口をへの字に曲げる早苗に女性は大声で笑って言った。




「悪夢が正夢にならない保険だと思っておいてよ。あ、君自分で夢から覚めれるタイプ?」


「そんな事考えたこともないですし、覚めれないからこんな事になってるかもしれないんですが?」


「じゃあ私のとっておきを教えよう。目を瞑って、全身に力を入れて、一気に伸ばす!それで起きれなかった事は私は無いね」


「信用出来るのかなぁ、不審者の言う事なのに」




女性が早苗の両頬を摘まみ引っ張る。驚く早苗の顔を見て女性は顔を綻ばせ、早苗の頬から手を放す。




「いってらっしゃい」




そう言って手を挙げる女性。早苗は一瞬きょとんとした後、ハッと表情を変えにんまりとした笑顔を浮かべる。




「いってきます」




女性の掌に自身の掌を叩きつけ、早苗は走りだす。みるみる遠くなる女性の姿を視界の端に捉え、自身の手を見下ろし呟いた。




「状況証拠1つ追加。絶対痛い叩き方だったはずなのにぜんぜん痛くない」












ゆっくりと歩く暗闇の背中を追い抜き、横たわったままのバイクを乗り越え、何十基もの街灯の灯りを飛び越す。その間全く人と出くわさず、酔っ払いの歌声や車やバイクのエンジン音が響く事は無かった。通常ならば息も絶え絶えな距離を走り続け、早苗は自宅の玄関を開ける。中からはテレビの賑やかな音が漏れ聞こえ、キッチンから母が顔を出した。




「おかえりなさい。身体冷えたでしょう?もうすぐお父さんのお蕎麦出来るから、炬燵に入ってなさい」




早苗は母と目を合わせず、震える手を押さえながら家に入りキッチンへ向かった。




「おかえり。蕎麦はもうすぐだから炬燵の上片付けておいてくれ」


「どうしたの?何か飲む?」




キッチンでは父と母がコンロの前で鍋を覗き込んでいた。早苗に気づくと声をかけてくるが早苗は返事を返さない。不思議そうに早苗を見る両親の視線を遮るように早苗は顔を背け、目に入った冷凍庫を開ける。中を漁ると『俺の』と大きくマジックで書かれた赤と白の丸みを帯びたパッケージのアイスが奥底に隠れていた。早苗はそれを持ち居間へ行く。居間のテレビにはバラエティが写っていて、妹と弟が炬燵に入りリモコンを取り合っていた。

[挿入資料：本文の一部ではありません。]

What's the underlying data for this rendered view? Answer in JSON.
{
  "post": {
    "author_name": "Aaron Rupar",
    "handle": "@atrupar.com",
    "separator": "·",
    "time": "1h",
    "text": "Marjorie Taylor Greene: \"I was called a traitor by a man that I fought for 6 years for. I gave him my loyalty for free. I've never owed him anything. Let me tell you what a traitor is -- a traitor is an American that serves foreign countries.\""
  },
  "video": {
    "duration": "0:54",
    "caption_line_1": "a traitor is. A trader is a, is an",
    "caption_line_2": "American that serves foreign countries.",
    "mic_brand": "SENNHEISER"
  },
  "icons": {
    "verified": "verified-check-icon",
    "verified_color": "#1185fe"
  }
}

「あ、お姉ちゃんおかえり。お姉ちゃんもライブ見たいよね?」


「多数決じゃねえから」


「多数決だよ……アイスだ!」




妹の視線が早苗の手に注がれる。声につられ弟の視線もアイスに留まり、パッケージに書かれた自身の筆跡を見た後不思議そうに早苗を見上げた。早苗はパッケージを毟り取り、中に入っているアイスを落とし踏みつぶした。必死に何度もアイスを踏む早苗に、弟は呆れたように言う。




「なんだよ。もったいないなぁ」


「お姉ちゃん変なのぉ」




揶揄うような妹の様子と共にそれを見ていた早苗は、何度か躊躇うように口を開け閉めした後に言葉を絞り出した。




「デブ」


「お姉ちゃん?」


「豚。ブス。醜い。……」


「ひどーい」




からからと笑う妹を見て、早苗はキッチンへ向かう。キッチンでは父がそれぞれの丼に蕎麦を盛り付けていた。早苗は盛り付けられている蕎麦を床へぶちまける。




「おっと、大変だ」




父は床に落ちた蕎麦を片付け始め、その様子を見下ろす早苗は後ろから声を掛けられる。




「あら、どうしたの?こぼしちゃった?」




母は慌てたように父に駆け寄り、落ちた蕎麦の片づけを手伝い始める。そんな母に早苗は言葉を放った。




「なんでそんなのと結婚したの?」


「何言ってんのもう。火傷してないなら居間の方に行っていなさい」




なんでもないように言う母の様子を見て、早苗は震える息を大きく吐いた。早苗はそのまま玄関へ向かい、一度だけ室内を振り返る。




「ごめんなさい」




誰にも届かない一言を呟き、早苗は外へ出る。夜道を進む内に早苗の歩調は速くなり、遂には走りだした。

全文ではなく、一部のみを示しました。